You should also keep your team aligned on the business goals that they are contributing to. Everyone, especially engineers, should understand how their efforts map to business objectives such as revenue, profits, retention, and account expansion. Reinforce this by thanking the team and showing them evidence of the positive results afterwards – and also owning your mistakes if you make the wrong decision.
Beware of idealogues. It’s very easy to craft a logical argument as to why you should never break your roadmap, and this can become a point of almost religious contention on your team. Ultimately you’re building a product to make money, not run a charity, and sometimes business realities force your hand.
Building one-offs also sets a dangerous precedent to your go to market team. A custom feature concession for a client is giving the greediest mouse – your sales team – a bite of the fattest, tastiest cookie they’ve ever had.
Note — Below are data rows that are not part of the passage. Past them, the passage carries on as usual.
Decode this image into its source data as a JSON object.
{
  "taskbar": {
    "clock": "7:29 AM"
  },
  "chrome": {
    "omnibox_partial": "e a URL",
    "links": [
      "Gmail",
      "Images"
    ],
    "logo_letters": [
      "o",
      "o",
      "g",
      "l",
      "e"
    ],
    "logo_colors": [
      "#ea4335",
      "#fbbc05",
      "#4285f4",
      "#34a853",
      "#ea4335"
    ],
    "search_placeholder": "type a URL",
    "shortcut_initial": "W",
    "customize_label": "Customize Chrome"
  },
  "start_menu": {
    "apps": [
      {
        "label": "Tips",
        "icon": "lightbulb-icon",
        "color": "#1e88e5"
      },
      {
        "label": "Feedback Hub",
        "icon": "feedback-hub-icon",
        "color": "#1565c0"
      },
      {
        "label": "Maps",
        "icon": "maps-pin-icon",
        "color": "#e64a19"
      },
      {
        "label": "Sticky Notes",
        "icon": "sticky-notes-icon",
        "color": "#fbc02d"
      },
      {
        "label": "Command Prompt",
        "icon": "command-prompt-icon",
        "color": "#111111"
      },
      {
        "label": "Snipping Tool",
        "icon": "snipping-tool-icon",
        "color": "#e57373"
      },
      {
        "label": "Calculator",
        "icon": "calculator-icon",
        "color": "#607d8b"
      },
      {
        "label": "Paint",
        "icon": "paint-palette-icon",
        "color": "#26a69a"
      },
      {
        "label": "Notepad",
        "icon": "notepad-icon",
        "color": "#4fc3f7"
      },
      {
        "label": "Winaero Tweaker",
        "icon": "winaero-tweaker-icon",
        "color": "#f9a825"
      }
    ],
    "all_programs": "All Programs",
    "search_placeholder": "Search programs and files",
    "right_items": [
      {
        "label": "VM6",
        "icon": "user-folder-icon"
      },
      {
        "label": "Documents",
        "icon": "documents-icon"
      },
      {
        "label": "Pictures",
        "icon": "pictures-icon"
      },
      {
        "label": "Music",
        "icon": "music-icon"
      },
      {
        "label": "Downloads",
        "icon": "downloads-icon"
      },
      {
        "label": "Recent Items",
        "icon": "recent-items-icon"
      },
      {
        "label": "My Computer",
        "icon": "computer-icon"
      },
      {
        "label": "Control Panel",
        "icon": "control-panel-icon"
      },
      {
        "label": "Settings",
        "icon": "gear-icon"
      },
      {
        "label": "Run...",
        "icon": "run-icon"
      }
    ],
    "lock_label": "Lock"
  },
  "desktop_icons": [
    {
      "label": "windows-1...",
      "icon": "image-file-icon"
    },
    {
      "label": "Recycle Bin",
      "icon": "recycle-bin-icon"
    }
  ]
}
Sales teams love being able to deliver one-off functionality, as it solves their buyer’s needs while demonstrating that they can expect white glove treatment (which customers fucking love). Custom work sends a dangerous message.
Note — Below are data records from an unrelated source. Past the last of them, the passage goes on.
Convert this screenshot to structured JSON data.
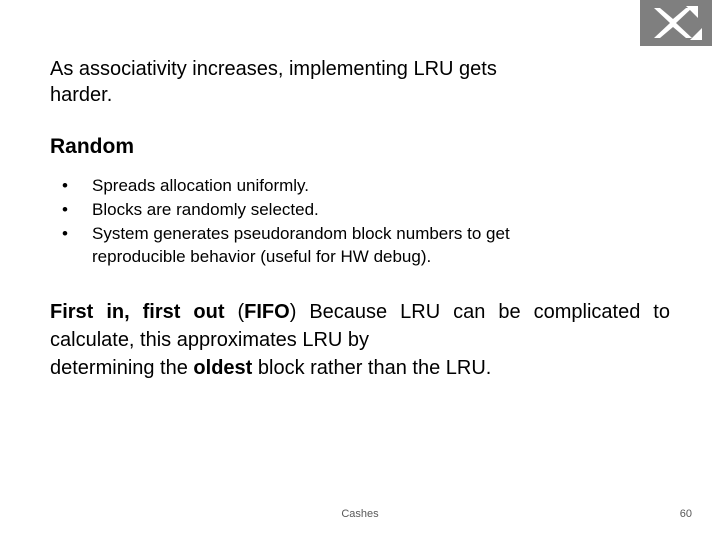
{
  "slide": {
    "intro": {
      "line1": "As associativity increases, implementing LRU gets",
      "line2": "harder."
    },
    "heading_random": "Random",
    "bullets": [
      {
        "marker": "•",
        "line1": "Spreads allocation uniformly.",
        "line2": ""
      },
      {
        "marker": "•",
        "line1": "Blocks are randomly selected.",
        "line2": ""
      },
      {
        "marker": "•",
        "line1": "System generates pseudorandom block numbers to get",
        "line2": "reproducible behavior (useful for HW debug)."
      }
    ],
    "fifo": {
      "bold1": "First in, first out",
      "mid1": " (",
      "bold2": "FIFO",
      "mid2": ") Because LRU can be",
      "line2": "complicated to calculate, this approximates LRU by",
      "line3a": "determining the ",
      "bold3": "oldest",
      "line3b": " block rather than the LRU."
    },
    "footer": {
      "center": "Cashes",
      "page": "60"
    },
    "logo": {
      "name": "university-logo",
      "background": "#7f7f7f",
      "mark_color": "#ffffff"
    }
  }
}
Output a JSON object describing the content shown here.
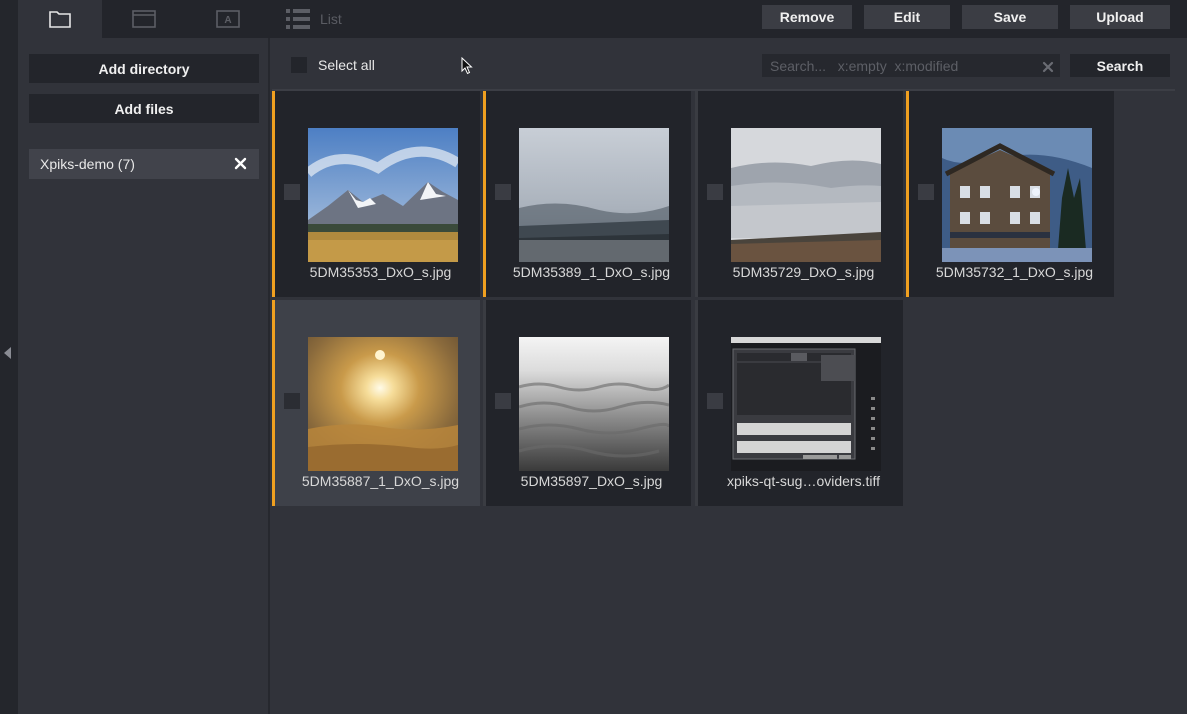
{
  "tabs": [
    {
      "icon": "folder-icon"
    },
    {
      "icon": "image-icon"
    },
    {
      "icon": "text-icon"
    },
    {
      "icon": "list-icon",
      "label": "List"
    }
  ],
  "actions": {
    "remove": "Remove",
    "edit": "Edit",
    "save": "Save",
    "upload": "Upload"
  },
  "sidebar": {
    "add_directory": "Add directory",
    "add_files": "Add files",
    "directories": [
      {
        "label": "Xpiks-demo (7)"
      }
    ]
  },
  "toolbar": {
    "select_all": "Select all",
    "search_placeholder": "Search...   x:empty  x:modified",
    "search_button": "Search"
  },
  "files": [
    {
      "name": "5DM35353_DxO_s.jpg",
      "modified": true,
      "selected": false
    },
    {
      "name": "5DM35389_1_DxO_s.jpg",
      "modified": true,
      "selected": false
    },
    {
      "name": "5DM35729_DxO_s.jpg",
      "modified": false,
      "selected": false
    },
    {
      "name": "5DM35732_1_DxO_s.jpg",
      "modified": true,
      "selected": false
    },
    {
      "name": "5DM35887_1_DxO_s.jpg",
      "modified": true,
      "selected": true
    },
    {
      "name": "5DM35897_DxO_s.jpg",
      "modified": false,
      "selected": false
    },
    {
      "name": "xpiks-qt-sug…oviders.tiff",
      "modified": false,
      "selected": false
    }
  ],
  "colors": {
    "accent_modified": "#f0a020",
    "background": "#31333a",
    "panel_dark": "#23252b"
  }
}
Your product roadmap and a monster customer opportunity are both on the table. Which do you pick?
Your team ultimately has a budget that can be spent on one-off features. As a result, you need to make sure that you are pushing back against bad requests. You need to be on the same page with sales leadership about which accounts matter and which do not, and it should not be easy for sales teams to get one-offs pushed through. We recommend that all major roadmap concessions run through the head of product and head of sales as the keepers of this budget for special product efforts.
One-offs as you scale
While the demand for special features never fully disappears, the opportunities and your approach should scale over time. One strategy that we’ve used is to have a threshold for which types of circumstances merit discussion as a potential one-off. For example, only revenue opportunities that would represent at least 5% of your current revenue will even be considered.
You should also track the one-offs that you’ve built and use the clarity of hindsight to decide whether they were good ideas. That way, you can calibrate the impact of building special requests and your threshold for tackling them.
- Enterprise SaaS businesses should expect regular pressure to change their roadmaps in order to facilitate short-term goals.
- You should generally try to avoid breaking your roadmap, but one-off features can sometimes deliver significant business value. The optimal path lies somewhere in the middle.
- If you must build a one-off feature, steer towards enhancements that both deliver significant business value and align with your product vision – especially features which you would have otherwise built eventually.
- Changing your roadmap carries costs in terms of time, product quality, and morale, and you need to clinically evaluate and manage the downsides.
- As your business scales, the benefits of breaking your roadmap should scale as well.